Sara Blakely, pendiri SPANX, Membangun Merek dengan Belajar Dari Kegagalan

Daftar Isi:

Anonim

Sara Blakely, pendiri SPANX, mengubah ide sederhana menjadi merek revolusioner dengan belajar dari kegagalannya.

Dilahirkan pada tahun 1971, Blakely tinggal di Atlanta, Georgia bersama suami dan empat anaknya.

Menurut Forbes, Blakely telah mengumpulkan kekayaan bersih sebesar $ 1 miliar. Tetapi kesuksesan tidak mudah.

$config[code] not found

Belajar dari Kesalahan

Mengubah Kegagalan Menjadi Sukses

Hari ini, dia dikenal sebagai salah satu wanita bisnis paling kuat di dunia. SPANX, merek yang ia ciptakan sendiri, adalah lini pakaian luar yang sangat sukses.

Tapi jauh sebelum dia merasakan kesuksesan, Blakely menghadapi banyak kegagalan. Dia gagal dalam LSAT untuk masuk ke sekolah hukum - dua kali! Setelah itu ia mencoba mendapatkan pekerjaan di Disney World, mencoba dan gagal mendapatkan pekerjaan bermain Gufi di taman hiburan terkenal di dunia.

Kemunduran berlanjut dan dia menghabiskan tujuh tahun berikutnya menjual mesin faks.

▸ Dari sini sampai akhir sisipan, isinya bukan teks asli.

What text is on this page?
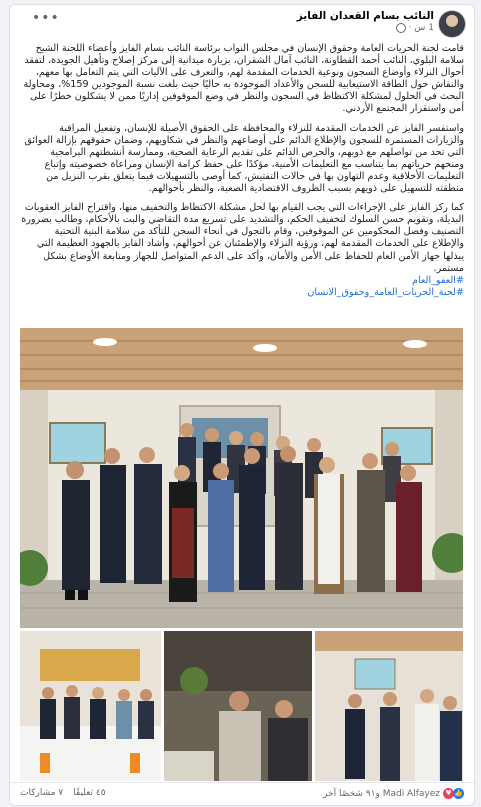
النائب بسام القعدان الفايز
1 س
·
•••

قامت لجنة الحريات العامة وحقوق الإنسان في مجلس النواب برئاسة النائب بسام الفايز وأعضاء اللجنة الشيخ سلامة البلوي، النائب أحمد القطاونة، النائب آمال الشقران، بزيارة ميدانية إلى مركز إصلاح وتأهيل الجويدة، لتفقد أحوال النزلاء وأوضاع السجون ونوعية الخدمات المقدمة لهم، والتعرف على الآليات التي يتم التعامل بها معهم، والنقاش حول الطاقة الاستيعابية للسجن والأعداد الموجودة به حاليًا حيث بلغت نسبة الموجودين 159%، ومحاولة البحث في الحلول لمشكلة الاكتظاظ في السجون والنظر في وضع الموقوفين إداريًا ممن لا يشكلون خطرًا على أمن واستقرار المجتمع الأردني.

واستفسر الفايز عن الخدمات المقدمة للنزلاء والمحافظة على الحقوق الأصيلة للإنسان، وتفعيل المراقبة والزيارات المستمرة للسجون والإطلاع الدائم على أوضاعهم والنظر في شكاويهم، وضمان حقوقهم بإزالة العوائق التي تحد من تواصلهم مع ذويهم، والحرص الدائم على تقديم الرعاية الصحية، وممارسة أنشطتهم البرامجية ومنحهم حرياتهم بما يتناسب مع التعليمات الأمنية، مؤكدًا على حفظ كرامة الإنسان ومراعاة خصوصيته وإتباع التعليمات الأخلاقية وعدم التهاون بها في حالات التفتيش، كما أوصى بالتسهيلات فيما يتعلق بقرب النزيل من منطقته للتسهيل على ذويهم بسبب الظروف الاقتصادية الصعبة، والنظر بأحوالهم.

كما ركز الفايز على الإجراءات التي يجب القيام بها لحل مشكلة الاكتظاظ والتخفيف منها، واقتراح الفايز العقوبات البديلة، وتقويم حسن السلوك لتخفيف الحكم، والتشديد على تسريع مدة التقاضي والبت بالأحكام، وطالب بضرورة التصنيف وفصل المحكومين عن الموقوفين، وقام بالتجول في أنحاء السجن للتأكد من سلامة البنية التحتية والإطلاع على الخدمات المقدمة لهم، ورؤية النزلاء والإطمئنان عن أحوالهم، وأشاد الفايز بالجهود العظيمة التي يبذلها جهاز الأمن العام للحفاظ على الأمن والأمان، وأكد على الدعم المتواصل للجهاز ومتابعة الأوضاع بشكل مستمر.

#العفو_العام
#لجنة_الحريات_العامة_وحقوق_الانسان
👍
♥
Madi Alfayez و٩١ شخصًا آخر
٤٥ تعليقًا
٧ مشاركات
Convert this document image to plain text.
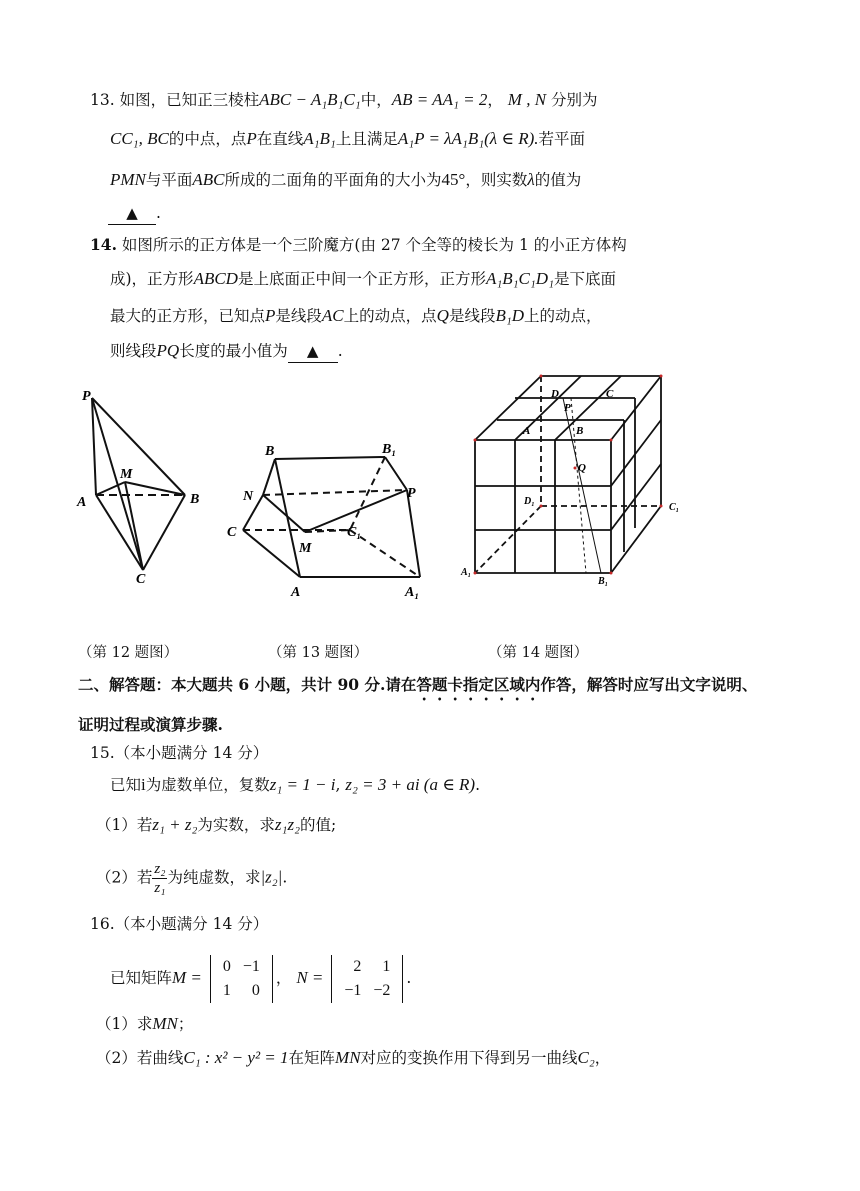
13. 如图，已知正三棱柱ABC − A₁B₁C₁中，AB = AA₁ = 2， M , N 分别为
CC₁, BC的中点，点P在直线A₁B₁上且满足A₁P = λA₁B₁(λ ∈ R).若平面
PMN与平面ABC所成的二面角的平面角的大小为45°，则实数λ的值为
▲ .
14. 如图所示的正方体是一个三阶魔方(由 27 个全等的棱长为 1 的小正方体构
成)，正方形ABCD是上底面正中间一个正方形，正方形A₁B₁C₁D₁是下底面
最大的正方形，已知点P是线段AC上的动点，点Q是线段B₁D上的动点，
则线段PQ长度的最小值为 ▲ .
P
M
A	B
C
B	B₁
N	P
C	C₁
M
A	A₁
D	C
P
A	B
Q
D₁
C₁
A₁
B₁
（第 12 题图）	（第 13 题图）	（第 14 题图）
二、解答题：本大题共 6 小题，共计 90 分.请在答题卡指定区域内作答，解答时应写出文字说明、
证明过程或演算步骤.
15.（本小题满分 14 分）
已知i为虚数单位，复数z₁ = 1 − i, z₂ = 3 + ai (a ∈ R).
（1）若z₁ + z₂为实数，求z₁z₂的值;
（2）若 $\frac{\text{z₂}}{\text{z₁}}$ 为纯虚数，求|z₂|.
16.（本小题满分 14 分）
已知矩阵M =
0	−1
1	0
， N =
2	1
−1	−2
.
（1）求MN；
（2）若曲线C₁ : x² − y² = 1在矩阵MN对应的变换作用下得到另一曲线C₂，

Tetapi pelajaran hidup yang ia terima dari ayahnya membantunya merangkul kegagalannya. Dalam sebuah wawancara dengan CNBC, dia berkata, “Ayah saya tumbuh mendorong saya dan saudara saya untuk gagal. Hadiah yang dia berikan kepada saya adalah bahwa kegagalan adalah (ketika Anda) tidak mencoba melawan hasilnya. Ini benar-benar memungkinkan saya untuk lebih bebas dalam mencoba berbagai hal dan mengembangkan sayap saya dalam kehidupan. "

Kebutuhan Menuju Inovasi

Inspirasi untuk merek SPANX datang dari pengalaman Blakely sendiri. Pada hari musim panas ketika dia tidak bisa menemukan pakaian dalam yang cocok untuk dipakai di bawah celana putihnya, dia memotong kaki sepasang celana dalam.

Segera dia menyadari bahwa dia mengambil selang panty tanpa kaki dapat memecahkan masalah bagi jutaan wanita.

Dengan menggunakan pertunjukan alih-alih memberi tahu pendekatan, dia mulai menjual produknya di department store sendiri. Idenya diklik dan sisanya adalah sejarah.

Untuk usaha kecil, Blakely adalah contoh hebat dari pengusaha yang tajam yang memanfaatkan pengalamannya sendiri untuk menciptakan sesuatu yang sederhana namun inovatif.